Bonfire soup

bonfire soup.jpg

This is one of our all-time favourite soups. A bit different – slightly sweet, extravagant (pine kernels are expensive) and oh so, so satisfying!

We tend to have it on bonfire night, but really, it is so delicious, we should have it throughout the year. When I make this, I always make double this recipe so that we can have it for lunch the next day. My recollection is that it doesn’t freeze all that well though, the texture goes grainy once it has been frozen.

 

Bonfire soup


Ingredients

  • 1tbsp olive oil

  • 25g butter
    2 fat cloves of garlic
    , chopped

  • 1 large onion, chopped

  • 1kg sweet potatoes

  • 2tsp red Thai curry paste

  • 570 ml (1 pint) hot vegetable stock

  • 1x 400ml tin of coconut milk (ideally without emulsifiers)
    100g of pine nuts


Method

  1. Dry fry the pine nuts in a frying pan until they are just turning golden.  I have learnt from bitter experience to pay attention to them, they turn quickly and, to me, they are inedible burnt.
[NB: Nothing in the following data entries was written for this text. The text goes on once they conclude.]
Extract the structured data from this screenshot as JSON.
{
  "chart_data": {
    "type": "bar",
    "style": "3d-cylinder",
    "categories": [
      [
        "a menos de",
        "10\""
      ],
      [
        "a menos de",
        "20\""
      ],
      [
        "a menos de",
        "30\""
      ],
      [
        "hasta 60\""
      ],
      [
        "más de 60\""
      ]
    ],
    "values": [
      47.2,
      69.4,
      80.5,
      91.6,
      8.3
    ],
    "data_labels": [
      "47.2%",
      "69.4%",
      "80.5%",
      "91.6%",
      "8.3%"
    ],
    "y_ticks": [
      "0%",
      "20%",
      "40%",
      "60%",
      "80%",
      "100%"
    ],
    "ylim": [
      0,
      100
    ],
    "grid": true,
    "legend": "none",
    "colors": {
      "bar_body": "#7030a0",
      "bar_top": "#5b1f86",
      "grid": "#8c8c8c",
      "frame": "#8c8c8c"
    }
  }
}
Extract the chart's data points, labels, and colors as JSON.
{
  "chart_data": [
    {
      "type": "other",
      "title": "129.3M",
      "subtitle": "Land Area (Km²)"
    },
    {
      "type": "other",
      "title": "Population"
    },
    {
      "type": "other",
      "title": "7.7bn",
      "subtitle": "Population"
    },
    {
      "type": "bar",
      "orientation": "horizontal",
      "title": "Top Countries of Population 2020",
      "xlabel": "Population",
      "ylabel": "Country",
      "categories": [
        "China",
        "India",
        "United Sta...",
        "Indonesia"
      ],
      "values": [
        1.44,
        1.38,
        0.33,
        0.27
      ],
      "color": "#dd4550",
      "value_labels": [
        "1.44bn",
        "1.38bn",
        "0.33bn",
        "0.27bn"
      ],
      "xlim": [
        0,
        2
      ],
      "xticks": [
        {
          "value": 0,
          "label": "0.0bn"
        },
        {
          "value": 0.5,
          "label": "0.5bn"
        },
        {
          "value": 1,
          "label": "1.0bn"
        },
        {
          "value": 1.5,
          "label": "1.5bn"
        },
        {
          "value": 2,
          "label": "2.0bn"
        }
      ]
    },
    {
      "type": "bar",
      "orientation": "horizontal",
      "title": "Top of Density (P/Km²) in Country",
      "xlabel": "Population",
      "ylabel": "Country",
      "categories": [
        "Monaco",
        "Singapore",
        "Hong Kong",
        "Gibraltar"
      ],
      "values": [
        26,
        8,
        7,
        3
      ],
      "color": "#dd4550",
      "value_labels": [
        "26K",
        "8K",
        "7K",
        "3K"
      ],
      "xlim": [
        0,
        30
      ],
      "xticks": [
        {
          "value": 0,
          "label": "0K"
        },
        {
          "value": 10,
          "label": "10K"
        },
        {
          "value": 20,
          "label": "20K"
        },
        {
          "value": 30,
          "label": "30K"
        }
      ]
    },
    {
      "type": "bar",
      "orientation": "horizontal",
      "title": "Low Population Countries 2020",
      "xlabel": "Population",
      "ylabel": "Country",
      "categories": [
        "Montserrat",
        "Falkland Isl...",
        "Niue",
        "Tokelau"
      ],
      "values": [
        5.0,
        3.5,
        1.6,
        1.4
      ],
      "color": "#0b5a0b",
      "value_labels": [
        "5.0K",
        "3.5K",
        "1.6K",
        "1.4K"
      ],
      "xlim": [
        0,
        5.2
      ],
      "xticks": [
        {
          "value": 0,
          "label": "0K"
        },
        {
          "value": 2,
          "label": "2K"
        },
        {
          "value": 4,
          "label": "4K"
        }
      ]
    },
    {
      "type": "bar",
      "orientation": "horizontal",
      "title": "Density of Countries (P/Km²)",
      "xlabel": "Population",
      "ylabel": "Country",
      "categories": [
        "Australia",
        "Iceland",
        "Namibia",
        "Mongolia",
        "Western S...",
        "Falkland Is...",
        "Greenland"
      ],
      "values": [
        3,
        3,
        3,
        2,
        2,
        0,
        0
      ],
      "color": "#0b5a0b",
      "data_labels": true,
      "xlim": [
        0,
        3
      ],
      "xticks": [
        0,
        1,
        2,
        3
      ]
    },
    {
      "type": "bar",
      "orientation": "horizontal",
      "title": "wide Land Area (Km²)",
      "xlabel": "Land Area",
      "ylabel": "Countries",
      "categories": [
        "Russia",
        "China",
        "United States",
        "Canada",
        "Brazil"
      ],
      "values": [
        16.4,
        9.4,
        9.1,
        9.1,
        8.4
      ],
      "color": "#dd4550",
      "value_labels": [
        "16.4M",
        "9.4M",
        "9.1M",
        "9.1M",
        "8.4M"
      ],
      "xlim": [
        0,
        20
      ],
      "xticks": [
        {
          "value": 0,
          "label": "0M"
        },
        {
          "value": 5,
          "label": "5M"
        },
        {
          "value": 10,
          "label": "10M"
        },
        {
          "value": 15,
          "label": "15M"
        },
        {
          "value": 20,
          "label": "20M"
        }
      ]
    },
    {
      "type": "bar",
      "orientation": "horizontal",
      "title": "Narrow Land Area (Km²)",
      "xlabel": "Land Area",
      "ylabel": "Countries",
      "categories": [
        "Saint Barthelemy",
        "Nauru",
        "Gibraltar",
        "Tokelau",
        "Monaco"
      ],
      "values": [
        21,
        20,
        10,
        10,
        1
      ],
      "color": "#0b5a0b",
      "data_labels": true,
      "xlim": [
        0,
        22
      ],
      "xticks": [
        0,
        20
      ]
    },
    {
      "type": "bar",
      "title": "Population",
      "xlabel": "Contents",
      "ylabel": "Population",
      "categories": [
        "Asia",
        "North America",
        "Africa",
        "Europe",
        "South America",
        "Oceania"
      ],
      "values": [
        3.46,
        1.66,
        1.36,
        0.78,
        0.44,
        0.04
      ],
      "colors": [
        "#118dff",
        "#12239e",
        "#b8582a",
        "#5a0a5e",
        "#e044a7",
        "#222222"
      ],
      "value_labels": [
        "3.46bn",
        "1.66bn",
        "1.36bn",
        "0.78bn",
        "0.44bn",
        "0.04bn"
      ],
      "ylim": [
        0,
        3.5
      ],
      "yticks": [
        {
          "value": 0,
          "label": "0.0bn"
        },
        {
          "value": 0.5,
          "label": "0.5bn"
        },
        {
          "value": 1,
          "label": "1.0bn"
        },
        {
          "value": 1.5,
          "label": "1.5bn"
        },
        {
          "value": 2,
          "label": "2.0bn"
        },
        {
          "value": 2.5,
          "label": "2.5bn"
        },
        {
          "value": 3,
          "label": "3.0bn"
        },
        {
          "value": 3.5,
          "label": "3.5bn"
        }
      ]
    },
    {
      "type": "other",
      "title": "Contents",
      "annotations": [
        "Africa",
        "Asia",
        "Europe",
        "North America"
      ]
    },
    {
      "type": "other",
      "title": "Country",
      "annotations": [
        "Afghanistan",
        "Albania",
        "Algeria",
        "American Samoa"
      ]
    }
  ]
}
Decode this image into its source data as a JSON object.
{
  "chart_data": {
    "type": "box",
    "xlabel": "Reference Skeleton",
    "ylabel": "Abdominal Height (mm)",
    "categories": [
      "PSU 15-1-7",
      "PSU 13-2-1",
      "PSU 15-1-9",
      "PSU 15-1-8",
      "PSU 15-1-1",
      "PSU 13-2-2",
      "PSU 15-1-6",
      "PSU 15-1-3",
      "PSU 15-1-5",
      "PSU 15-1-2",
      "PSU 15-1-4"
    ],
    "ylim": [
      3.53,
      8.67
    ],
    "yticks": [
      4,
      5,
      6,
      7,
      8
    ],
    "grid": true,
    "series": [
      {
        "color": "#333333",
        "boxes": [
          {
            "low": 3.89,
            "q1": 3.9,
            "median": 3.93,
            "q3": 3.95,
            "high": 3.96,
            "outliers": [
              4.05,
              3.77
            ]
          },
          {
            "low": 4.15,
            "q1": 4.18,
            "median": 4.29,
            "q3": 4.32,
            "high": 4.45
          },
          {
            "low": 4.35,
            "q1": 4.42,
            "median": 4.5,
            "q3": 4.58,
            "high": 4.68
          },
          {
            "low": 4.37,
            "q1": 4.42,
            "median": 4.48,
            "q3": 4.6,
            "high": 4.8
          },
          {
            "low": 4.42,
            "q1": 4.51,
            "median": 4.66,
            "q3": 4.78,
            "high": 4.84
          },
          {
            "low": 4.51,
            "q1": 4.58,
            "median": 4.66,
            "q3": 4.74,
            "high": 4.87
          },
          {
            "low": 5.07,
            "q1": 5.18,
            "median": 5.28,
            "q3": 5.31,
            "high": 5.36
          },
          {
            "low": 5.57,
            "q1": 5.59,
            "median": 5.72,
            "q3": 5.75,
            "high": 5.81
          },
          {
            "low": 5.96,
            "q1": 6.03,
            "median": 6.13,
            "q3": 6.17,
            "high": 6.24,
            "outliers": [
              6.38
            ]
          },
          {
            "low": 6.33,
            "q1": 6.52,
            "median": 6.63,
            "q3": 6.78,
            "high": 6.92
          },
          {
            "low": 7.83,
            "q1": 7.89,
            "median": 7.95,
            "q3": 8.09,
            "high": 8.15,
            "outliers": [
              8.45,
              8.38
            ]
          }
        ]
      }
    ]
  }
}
Tip them out of the pan into a bowl as soon as they turn golden brown.

  2. Heat the oil and butter in a large pan or stock pot.

  3. Stir in the garlic and the onion and cook gently for 5 minutes, partially covered. Stirring occasionally.

  4. Meanwhile, peel the sweet potatoes and cut them into small cubes. I hate this bit but the effort is worth it.

  5. Stir the curry paste into the onions and then stir in the sweet potatoes.

  6. Pour in the stock and the coconut milk.

  7. Add half of the pine nuts.

  8. Bring the soup to the boil, then reduce the heat and simmer, covered for 15 minutes or until the sweet potato is tender.

  9. Liquidise until smooth.

  10. Sprinkle the remaining pine nuts onto your bowls of soup (or for bonfire night, mugs of soup) and eat! I frequently forget this stage and then get to eat the left-over toasted pine nuts the next day.